Who will be the major players in Australia’s investment market over 2015?

December 10, 2014 / By  

Australian commercial property transaction volumes have once again reached record levels in 2014, the third consecutive year this has been achieved. A significant amount of investor groups, both foreign and local, have competed for assets driven by the hunt for yield and the opportunity for capital growth. As we come to the close of another calendar year, the question people are asking is: What will happen to investment volumes in 2015 and who are the likely buyers and sellers?

One of the well documented trends is the increasing amount of offshore capital entering the country post the financial crisis. Australia’s economy performed strongly at a time when other major economies were contracting and the commercial property sector looked attractive to offshore investors. Australia’s property yields are high relative to other mature markets, while the deterioration in occupancy rates was less severe than other markets. The Sydney CBD vacancy rate is 10.1% – lower than 40 of 44 CBD office markets in the US. As a result, net investment flows were at unprecedented levels from 2010 onwards.

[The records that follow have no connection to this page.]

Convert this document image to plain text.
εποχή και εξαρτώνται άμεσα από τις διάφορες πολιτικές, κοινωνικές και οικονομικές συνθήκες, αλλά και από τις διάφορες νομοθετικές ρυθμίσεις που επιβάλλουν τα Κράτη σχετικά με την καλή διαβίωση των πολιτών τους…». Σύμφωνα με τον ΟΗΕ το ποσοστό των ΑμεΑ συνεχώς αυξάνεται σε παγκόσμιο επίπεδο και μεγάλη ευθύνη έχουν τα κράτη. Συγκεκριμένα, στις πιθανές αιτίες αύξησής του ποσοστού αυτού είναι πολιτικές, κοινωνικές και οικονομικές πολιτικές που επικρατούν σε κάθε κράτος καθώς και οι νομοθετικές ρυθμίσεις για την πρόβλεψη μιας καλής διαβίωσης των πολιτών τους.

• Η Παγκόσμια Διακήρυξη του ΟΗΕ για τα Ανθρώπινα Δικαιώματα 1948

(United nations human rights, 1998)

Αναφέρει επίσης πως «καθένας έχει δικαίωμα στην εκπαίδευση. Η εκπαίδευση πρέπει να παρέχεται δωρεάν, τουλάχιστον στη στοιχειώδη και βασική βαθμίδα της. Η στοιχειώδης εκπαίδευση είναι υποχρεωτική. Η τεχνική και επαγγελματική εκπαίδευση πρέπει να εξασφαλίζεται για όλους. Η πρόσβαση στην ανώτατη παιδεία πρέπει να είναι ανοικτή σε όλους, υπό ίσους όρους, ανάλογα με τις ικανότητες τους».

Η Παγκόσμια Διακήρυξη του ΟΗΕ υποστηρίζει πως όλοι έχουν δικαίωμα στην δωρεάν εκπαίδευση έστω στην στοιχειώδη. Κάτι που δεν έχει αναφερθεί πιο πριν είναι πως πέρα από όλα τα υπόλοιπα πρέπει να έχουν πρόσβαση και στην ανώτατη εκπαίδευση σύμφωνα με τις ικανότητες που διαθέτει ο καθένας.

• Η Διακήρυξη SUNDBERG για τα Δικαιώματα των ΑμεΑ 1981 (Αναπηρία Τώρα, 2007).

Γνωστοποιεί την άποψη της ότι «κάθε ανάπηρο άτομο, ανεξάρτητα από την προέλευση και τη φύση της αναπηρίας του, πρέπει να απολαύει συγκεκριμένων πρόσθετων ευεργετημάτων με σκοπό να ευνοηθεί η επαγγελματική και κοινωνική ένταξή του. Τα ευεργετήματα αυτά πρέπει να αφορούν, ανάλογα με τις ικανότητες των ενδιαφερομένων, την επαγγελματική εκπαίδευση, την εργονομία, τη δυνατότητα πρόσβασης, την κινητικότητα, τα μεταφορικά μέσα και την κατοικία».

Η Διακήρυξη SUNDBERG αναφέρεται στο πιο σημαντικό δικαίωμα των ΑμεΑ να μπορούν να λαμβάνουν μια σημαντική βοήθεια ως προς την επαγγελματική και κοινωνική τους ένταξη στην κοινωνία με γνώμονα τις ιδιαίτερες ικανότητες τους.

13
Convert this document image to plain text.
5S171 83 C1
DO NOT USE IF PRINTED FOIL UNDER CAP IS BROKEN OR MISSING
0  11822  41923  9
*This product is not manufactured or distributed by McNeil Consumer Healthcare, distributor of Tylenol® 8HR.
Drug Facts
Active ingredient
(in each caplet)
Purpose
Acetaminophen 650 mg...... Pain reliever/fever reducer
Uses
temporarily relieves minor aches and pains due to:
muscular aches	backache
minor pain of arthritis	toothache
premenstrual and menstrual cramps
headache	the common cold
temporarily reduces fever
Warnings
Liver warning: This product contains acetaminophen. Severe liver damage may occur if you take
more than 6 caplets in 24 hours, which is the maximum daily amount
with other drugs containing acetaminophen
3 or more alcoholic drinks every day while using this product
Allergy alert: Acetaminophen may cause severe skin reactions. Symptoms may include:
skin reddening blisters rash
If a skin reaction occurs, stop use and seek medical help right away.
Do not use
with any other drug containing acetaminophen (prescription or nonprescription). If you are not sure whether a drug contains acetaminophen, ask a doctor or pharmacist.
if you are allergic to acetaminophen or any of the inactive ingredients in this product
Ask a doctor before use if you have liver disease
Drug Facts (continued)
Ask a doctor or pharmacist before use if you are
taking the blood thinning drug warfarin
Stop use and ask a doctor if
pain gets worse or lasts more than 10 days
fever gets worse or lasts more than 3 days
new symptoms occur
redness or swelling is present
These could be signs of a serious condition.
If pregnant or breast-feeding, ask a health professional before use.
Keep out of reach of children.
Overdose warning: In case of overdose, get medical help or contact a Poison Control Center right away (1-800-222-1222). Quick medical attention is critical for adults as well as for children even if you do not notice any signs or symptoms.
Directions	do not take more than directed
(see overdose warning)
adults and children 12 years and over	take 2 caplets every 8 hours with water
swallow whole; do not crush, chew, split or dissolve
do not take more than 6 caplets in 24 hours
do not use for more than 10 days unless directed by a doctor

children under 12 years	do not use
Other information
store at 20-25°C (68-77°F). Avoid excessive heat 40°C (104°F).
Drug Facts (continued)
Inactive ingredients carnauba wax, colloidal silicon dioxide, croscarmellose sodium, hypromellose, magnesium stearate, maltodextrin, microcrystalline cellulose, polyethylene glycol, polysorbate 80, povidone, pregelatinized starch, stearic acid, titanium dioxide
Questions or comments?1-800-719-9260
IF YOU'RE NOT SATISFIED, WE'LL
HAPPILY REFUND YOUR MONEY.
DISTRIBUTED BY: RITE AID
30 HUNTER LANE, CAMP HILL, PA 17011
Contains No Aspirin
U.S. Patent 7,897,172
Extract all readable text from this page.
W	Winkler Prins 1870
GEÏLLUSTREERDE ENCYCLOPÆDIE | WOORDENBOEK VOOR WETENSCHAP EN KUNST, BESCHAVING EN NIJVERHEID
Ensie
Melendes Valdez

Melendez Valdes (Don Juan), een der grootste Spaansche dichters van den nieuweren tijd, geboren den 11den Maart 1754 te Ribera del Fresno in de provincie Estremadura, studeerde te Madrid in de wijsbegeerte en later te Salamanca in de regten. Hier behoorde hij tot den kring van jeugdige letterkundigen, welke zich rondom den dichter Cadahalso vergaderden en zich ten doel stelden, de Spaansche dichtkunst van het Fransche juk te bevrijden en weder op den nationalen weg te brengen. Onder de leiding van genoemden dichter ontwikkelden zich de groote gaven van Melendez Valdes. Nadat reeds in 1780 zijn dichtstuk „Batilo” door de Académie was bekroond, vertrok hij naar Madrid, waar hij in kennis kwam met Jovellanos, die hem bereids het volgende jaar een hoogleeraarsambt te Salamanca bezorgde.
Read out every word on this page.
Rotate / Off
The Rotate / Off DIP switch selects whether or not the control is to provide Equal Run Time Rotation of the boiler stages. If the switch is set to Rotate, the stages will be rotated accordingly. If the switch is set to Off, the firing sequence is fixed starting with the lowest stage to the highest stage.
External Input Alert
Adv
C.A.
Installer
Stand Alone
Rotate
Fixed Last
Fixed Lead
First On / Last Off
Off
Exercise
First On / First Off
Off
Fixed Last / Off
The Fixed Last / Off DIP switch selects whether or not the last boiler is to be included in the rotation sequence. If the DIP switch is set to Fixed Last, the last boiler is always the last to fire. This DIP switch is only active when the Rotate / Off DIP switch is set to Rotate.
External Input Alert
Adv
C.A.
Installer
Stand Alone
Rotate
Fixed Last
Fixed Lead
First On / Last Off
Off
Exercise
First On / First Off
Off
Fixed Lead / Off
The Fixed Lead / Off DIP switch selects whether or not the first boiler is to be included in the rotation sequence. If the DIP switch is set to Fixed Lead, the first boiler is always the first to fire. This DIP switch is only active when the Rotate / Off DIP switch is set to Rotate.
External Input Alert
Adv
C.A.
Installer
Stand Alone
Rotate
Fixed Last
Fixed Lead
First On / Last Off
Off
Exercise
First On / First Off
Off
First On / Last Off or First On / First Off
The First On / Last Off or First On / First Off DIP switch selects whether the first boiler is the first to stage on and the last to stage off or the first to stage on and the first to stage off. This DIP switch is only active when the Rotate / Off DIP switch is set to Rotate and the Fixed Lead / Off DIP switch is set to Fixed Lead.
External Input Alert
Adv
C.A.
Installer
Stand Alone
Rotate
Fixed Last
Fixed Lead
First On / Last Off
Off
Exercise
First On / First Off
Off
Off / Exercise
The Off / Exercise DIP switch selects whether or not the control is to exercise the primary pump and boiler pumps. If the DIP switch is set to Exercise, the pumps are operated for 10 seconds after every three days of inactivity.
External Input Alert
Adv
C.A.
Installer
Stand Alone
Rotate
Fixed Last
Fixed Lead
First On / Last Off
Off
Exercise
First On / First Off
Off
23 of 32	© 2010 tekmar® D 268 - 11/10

Private investors who are typically counter-cyclical were net buyers from 2008 to 2012. A number of private investors acquired prime grade assets on attractive pricing metrics in 2008 and 2009. Average prime grade office capital values have risen by 19.5% since the trough. Some investors are taking the opportunity to realise gains and recycle capital into new opportunities in Australia or within the Asia Pacific region.

Syndicates over the past two years have turned from net sellers to net buyers. The cost of debt is sub 5.0% for well-rated borrowers and enabled syndicators to manufacture higher equity IRRs.

So what can we expect the Australian investment landscape to look like over 2015? The first question is where is the product is likely to come from. As mentioned earlier, asset values have risen by 19.5% between 2009 and 2013. A number of privates who purchased at that stage of the cycle will seek to crystalise gains over 2015. Syndicates who structured closed ended funds may be also coming to the end of the investment window and looking to trade out.

On the other side of the ledger, offshore capital is again likely to be a major play in the investment space over 2015. Sovereign Wealth Funds, pension funds and private equity firms will remain active participants in 2015. A scarcity of core product will result in a number of groups looking to move up the risk curve and access core+ and value-add opportunities.